The oceans are vast, complex, mostly dark, optically opaque but acoustically transparent worlds that have been only thinly sampled by today’s technology and science. Underwater acousticians and acoustical oceanographers use sound as the premier tool to determine the detailed characteristics of physical and biological bodies and processes at sea. Myriad components of the ocean world are being discovered, identified, characterized, and imaged by their interactions with sound.

“Ocean acoustics” describes the traditional direction in which our knowledge of ocean temperature and salinity allows us to use sound to find fish, submarines, icebergs, and the depth of the ocean. “Acoustical oceanography” interprets the distinctive details of time-varying sound amplitudes and phases over acoustical paths to deduce the physical and biological parameters of the specific ocean through which the sound has travelled.

Increasing Climate Variability and Change

James Salinger, M.V.K. Sivakumar and Raymond P. Motha (Eds.). Springer (2005). ISBN 1-4020-3354-0. vi + 362 pp. Price: €99.95.

One of the major challenges facing humankind is to provide an equitable standard of living for this and future generations: adequate food, water and energy, safe shelter and a healthy environment.

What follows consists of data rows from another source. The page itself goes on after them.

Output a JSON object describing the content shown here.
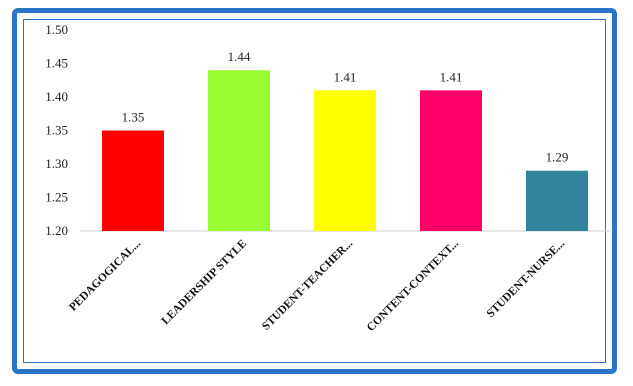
{
  "chart_data": {
    "type": "bar",
    "categories": [
      "PEDAGOGICAL...",
      "LEADERSHIP STYLE",
      "STUDENT-TEACHER...",
      "CONTENT-CONTEXT...",
      "STUDENT-NURSE..."
    ],
    "values": [
      1.35,
      1.44,
      1.41,
      1.41,
      1.29
    ],
    "data_labels": [
      "1.35",
      "1.44",
      "1.41",
      "1.41",
      "1.29"
    ],
    "colors": [
      "#ff0000",
      "#99ff33",
      "#ffff00",
      "#ff0066",
      "#31849b"
    ],
    "ylim": [
      1.2,
      1.5
    ],
    "yticks": [
      "1.20",
      "1.25",
      "1.30",
      "1.35",
      "1.40",
      "1.45",
      "1.50"
    ],
    "title": "",
    "xlabel": "",
    "ylabel": "",
    "grid": false,
    "legend": "none"
  },
  "frame_color": "#2a74c9"
}
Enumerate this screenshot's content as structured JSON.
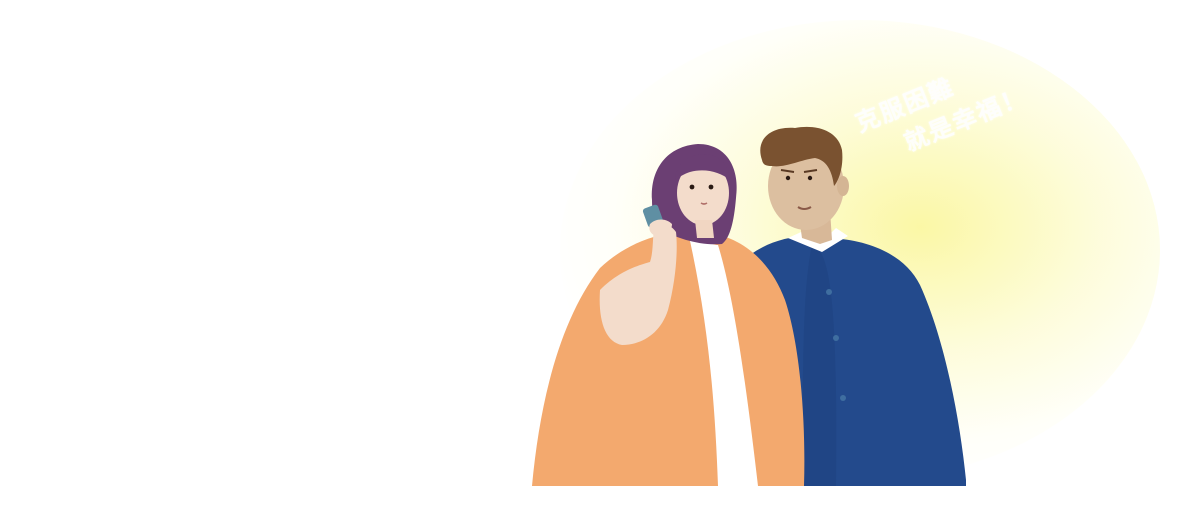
{
  "illustration": {
    "subject": "couple-with-phone",
    "colors": {
      "glow": "#f8f49a",
      "woman_coat": "#f3a96e",
      "woman_scarf": "#ffffff",
      "woman_hair": "#6b3f73",
      "skin": "#f2d8c4",
      "man_coat": "#234a8c",
      "man_hair": "#7a5230",
      "man_skin": "#dcbfa0",
      "phone": "#5f8fa3"
    }
  },
  "slogan": {
    "line1": "克服困難",
    "line2": "就是幸福！"
  }
}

Human-induced climate change, and increasing climate variability, as well as other global environmental issues such as land degradation and loss of biological diversity threaten our ability to meet these basic human needs.

The 1990s were the warmest decade of the 20th century, and likely to be the warmest for the last 1 000 years.  In addition, the frequency of extreme events is rising and many parts of the world have recently suffered major heat-waves, floods and droughts leading to significant loss of life and economic costs.

The range of adaptation options for agriculture and forestry is generally increasing because of technological advances, thus reducing the vulnerability of these systems to climate change. However, some regions of the world, particularly developing countries, have limited access to these technologies.

Agriculture and forestry are currently not optimally managed with respect to today’s natural climate variability.  Decreasing the vulnerability of agriculture and forestry to increasing climatic variability will go a long way towards reducing the long-term vulnerability to climate change. This book assesses the science of climate variability and change, and their likely impacts on agriculture and forestry, with adaptation strategies required to reduce their vulnerability.